N.T. Wright (collective gasp) offers a helpful reminder in Surprised by Hope to not let our Christmas celebrations overshadow the centrality of Easter:

“Christmas has now far outstripped Easter in popular culture as the real celebratory center of the Christian year – a move that completely reverses the New Testament’s emphasis. We sometimes try, in hymns, prayers, and sermons, to build a whole theology on Christmas, but it can’t in fact sustain such a thing. We then keep Lent, Holy Week, and Good Friday so thoroughly that we have hardly any energy left for Easter except for the first night and day. Easter, however, should be the center. Take that away and there is, almost literally, nothing left…Take away the stories of Jesus’ birth, and you lose only two chapters of Matthew and two of Luke. Take away the resurrection, and you lose the entire New Testament and most of the second-century fathers as well.” (pp. 23 ,43)

6 thoughts on “A Reminder of Resurrection Amid Advent

  1. The two holidays are kind of like baptism and communion. One inaugurates the Christian faith, and the other celebrates the ongoing significance of Jesus' life and Lordship.

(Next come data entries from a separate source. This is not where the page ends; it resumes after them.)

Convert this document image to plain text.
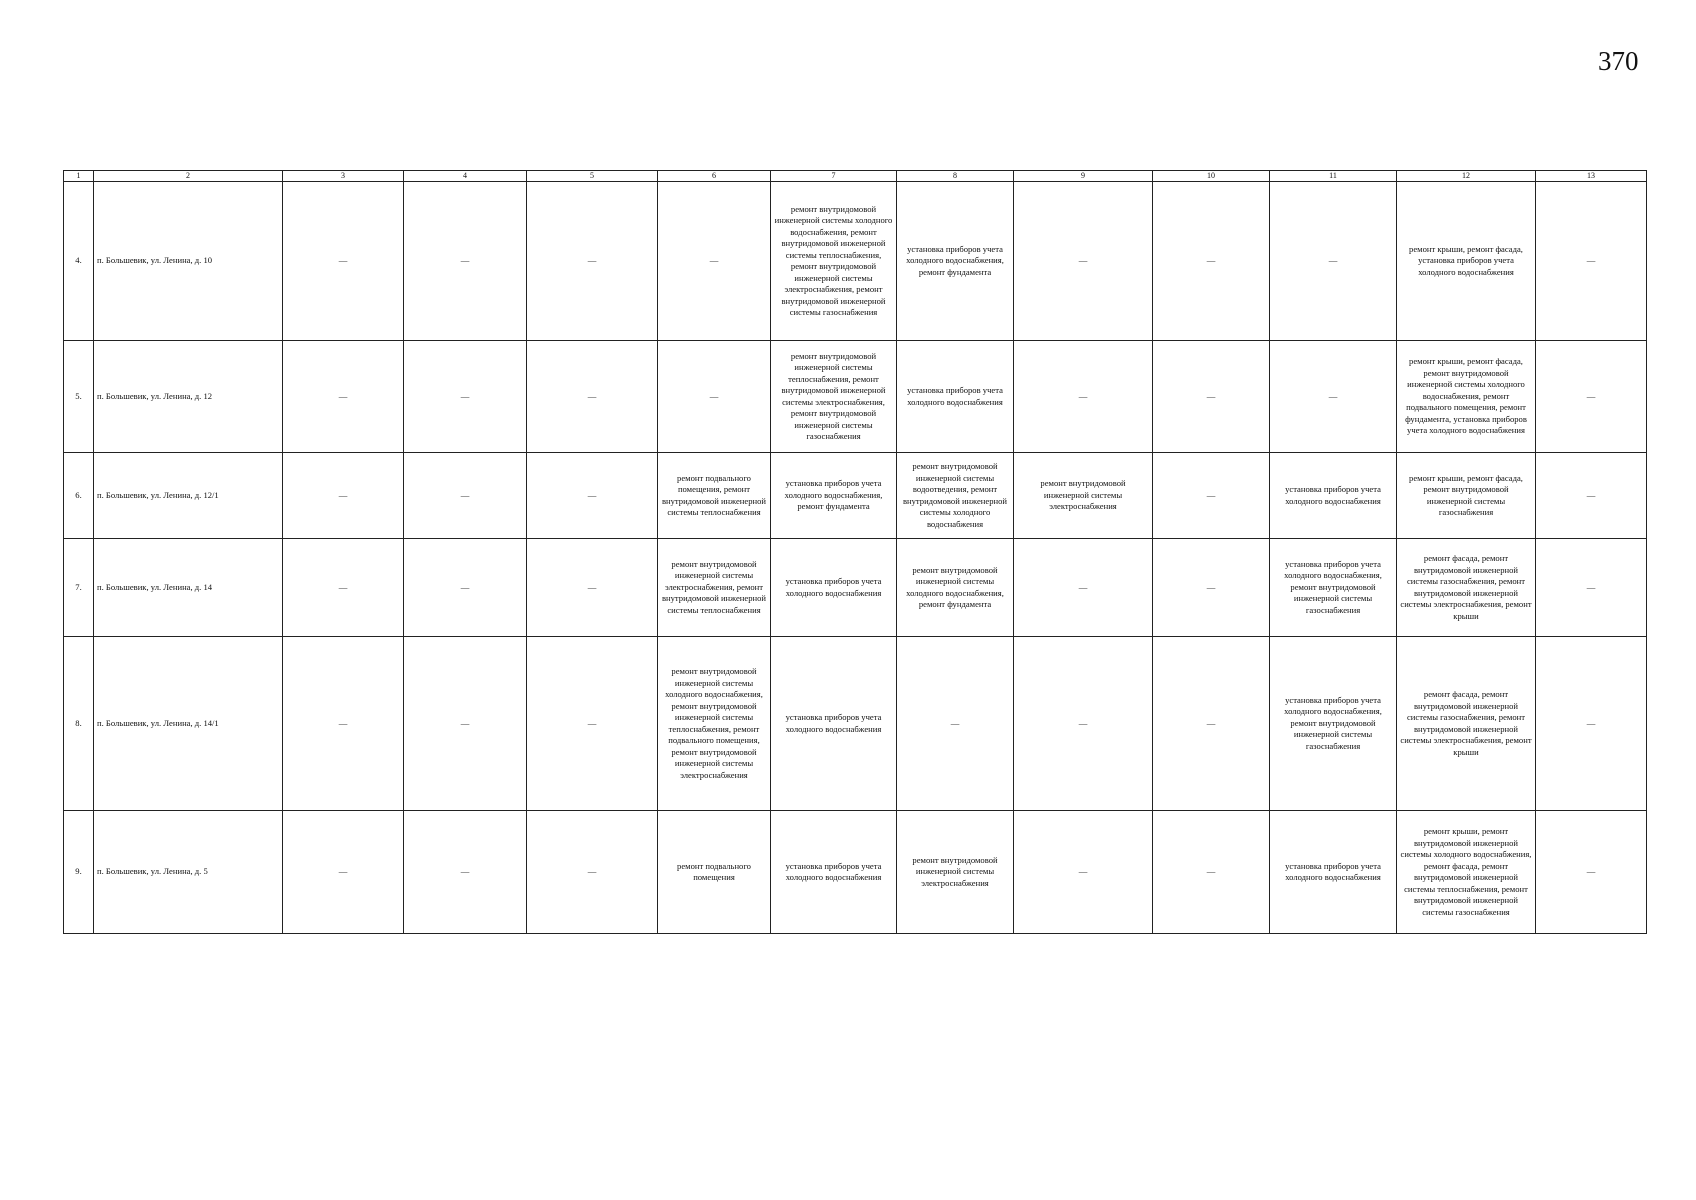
370
1	2	3	4	5	6	7	8	9	10	11	12	13
4.	п. Большевик, ул. Ленина, д. 10	—	—	—	—	ремонт внутридомовой инженерной системы холодного водоснабжения, ремонт внутридомовой инженерной системы теплоснабжения, ремонт внутридомовой инженерной системы электроснабжения, ремонт внутридомовой инженерной системы газоснабжения	установка приборов учета холодного водоснабжения, ремонт фундамента	—	—	—	ремонт крыши, ремонт фасада, установка приборов учета холодного водоснабжения	—
5.	п. Большевик, ул. Ленина, д. 12	—	—	—	—	ремонт внутридомовой инженерной системы теплоснабжения, ремонт внутридомовой инженерной системы электроснабжения, ремонт внутридомовой инженерной системы газоснабжения	установка приборов учета холодного водоснабжения	—	—	—	ремонт крыши, ремонт фасада, ремонт внутридомовой инженерной системы холодного водоснабжения, ремонт подвального помещения, ремонт фундамента, установка приборов учета холодного водоснабжения	—
6.	п. Большевик, ул. Ленина, д. 12/1	—	—	—	ремонт подвального помещения, ремонт внутридомовой инженерной системы теплоснабжения	установка приборов учета холодного водоснабжения, ремонт фундамента	ремонт внутридомовой инженерной системы водоотведения, ремонт внутридомовой инженерной системы холодного водоснабжения	ремонт внутридомовой инженерной системы электроснабжения	—	установка приборов учета холодного водоснабжения	ремонт крыши, ремонт фасада, ремонт внутридомовой инженерной системы газоснабжения	—
7.	п. Большевик, ул. Ленина, д. 14	—	—	—	ремонт внутридомовой инженерной системы электроснабжения, ремонт внутридомовой инженерной системы теплоснабжения	установка приборов учета холодного водоснабжения	ремонт внутридомовой инженерной системы холодного водоснабжения, ремонт фундамента	—	—	установка приборов учета холодного водоснабжения, ремонт внутридомовой инженерной системы газоснабжения	ремонт фасада, ремонт внутридомовой инженерной системы газоснабжения, ремонт внутридомовой инженерной системы электроснабжения, ремонт крыши	—
8.	п. Большевик, ул. Ленина, д. 14/1	—	—	—	ремонт внутридомовой инженерной системы холодного водоснабжения, ремонт внутридомовой инженерной системы теплоснабжения, ремонт подвального помещения, ремонт внутридомовой инженерной системы электроснабжения	установка приборов учета холодного водоснабжения	—	—	—	установка приборов учета холодного водоснабжения, ремонт внутридомовой инженерной системы газоснабжения	ремонт фасада, ремонт внутридомовой инженерной системы газоснабжения, ремонт внутридомовой инженерной системы электроснабжения, ремонт крыши	—
9.	п. Большевик, ул. Ленина, д. 5	—	—	—	ремонт подвального помещения	установка приборов учета холодного водоснабжения	ремонт внутридомовой инженерной системы электроснабжения	—	—	установка приборов учета холодного водоснабжения	ремонт крыши, ремонт внутридомовой инженерной системы холодного водоснабжения, ремонт фасада, ремонт внутридомовой инженерной системы теплоснабжения, ремонт внутридомовой инженерной системы газоснабжения	—
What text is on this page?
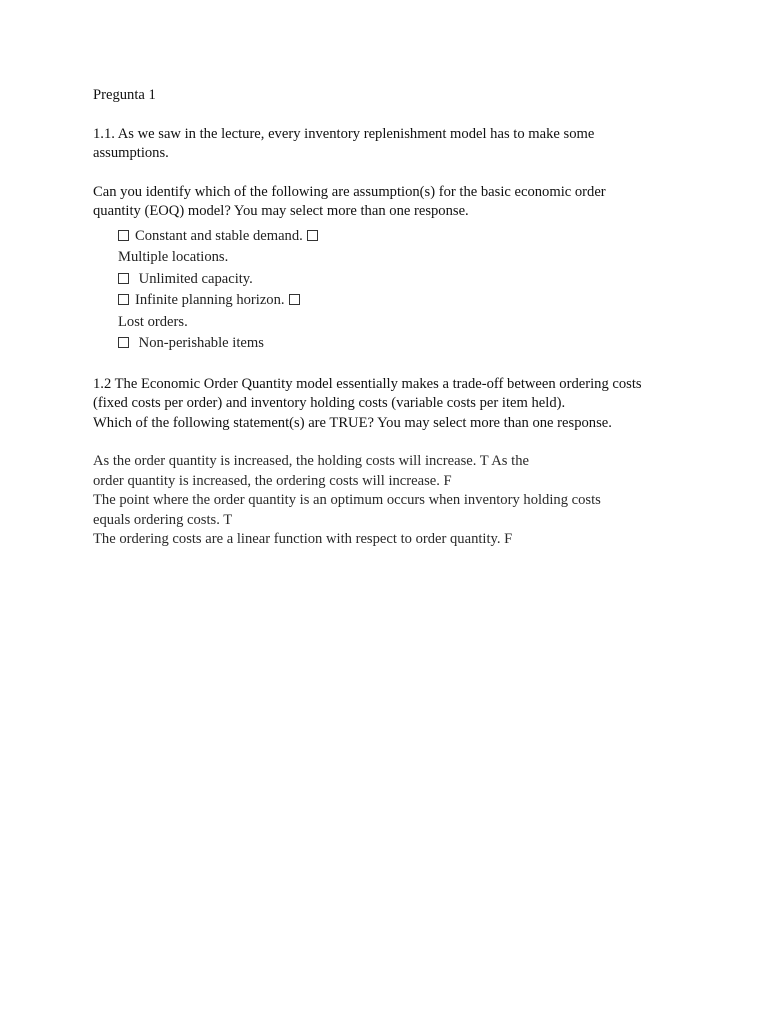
Pregunta 1
1.1. As we saw in the lecture, every inventory replenishment model has to make some
assumptions.
Can you identify which of the following are assumption(s) for the basic economic order
quantity (EOQ) model? You may select more than one response.
Constant and stable demand.
Multiple locations.
Unlimited capacity.
Infinite planning horizon.
Lost orders.
Non-perishable items
1.2 The Economic Order Quantity model essentially makes a trade-off between ordering costs
(fixed costs per order) and inventory holding costs (variable costs per item held).
Which of the following statement(s) are TRUE? You may select more than one response.
As the order quantity is increased, the holding costs will increase. T As the
order quantity is increased, the ordering costs will increase. F
The point where the order quantity is an optimum occurs when inventory holding costs
equals ordering costs. T
The ordering costs are a linear function with respect to order quantity. F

  2. On the one hand, Christ did not save the elect by merely taking flesh and being born of a woman.Yet Jesus was declared a Savior at birth–not "someone who will probably be the Savior" or "someone we hope will be the Savior." God's plan of redemption has never been tentative or conditional. This was pointed out from the pulpit this past week.

  3. Good thoughts, y'all. There's always a risk in posting quotations out of context, but to clarify a little more, Wright isn't saying that we should do away with Christmas or that it isn't important. He does not want to separate Christmas from Easter (good point, Scott/Dad) or discard the Advent narratives. He views them as different aspects of the unified life of Christ. He is just arguing that we have taken Christmas too far and it has overshadowed the fulcrum of Christianity, at least as evidenced by what the church deems important through their celebrations. He leans on Paul in emphasizing the importance of the resurrection, who says that if Christ is not raised, then our preaching and faith are in vain.

  4. For the record, I think it's a great quotation. It's also helpful to remember that as we preach, or hear the word preached, at Christmas, we should rejoice in the way that day looks forward to the Resurrection Day (and beyond). That should also put to rest the concern pastors sometimes have about how to preach "yet another Christmas sermon."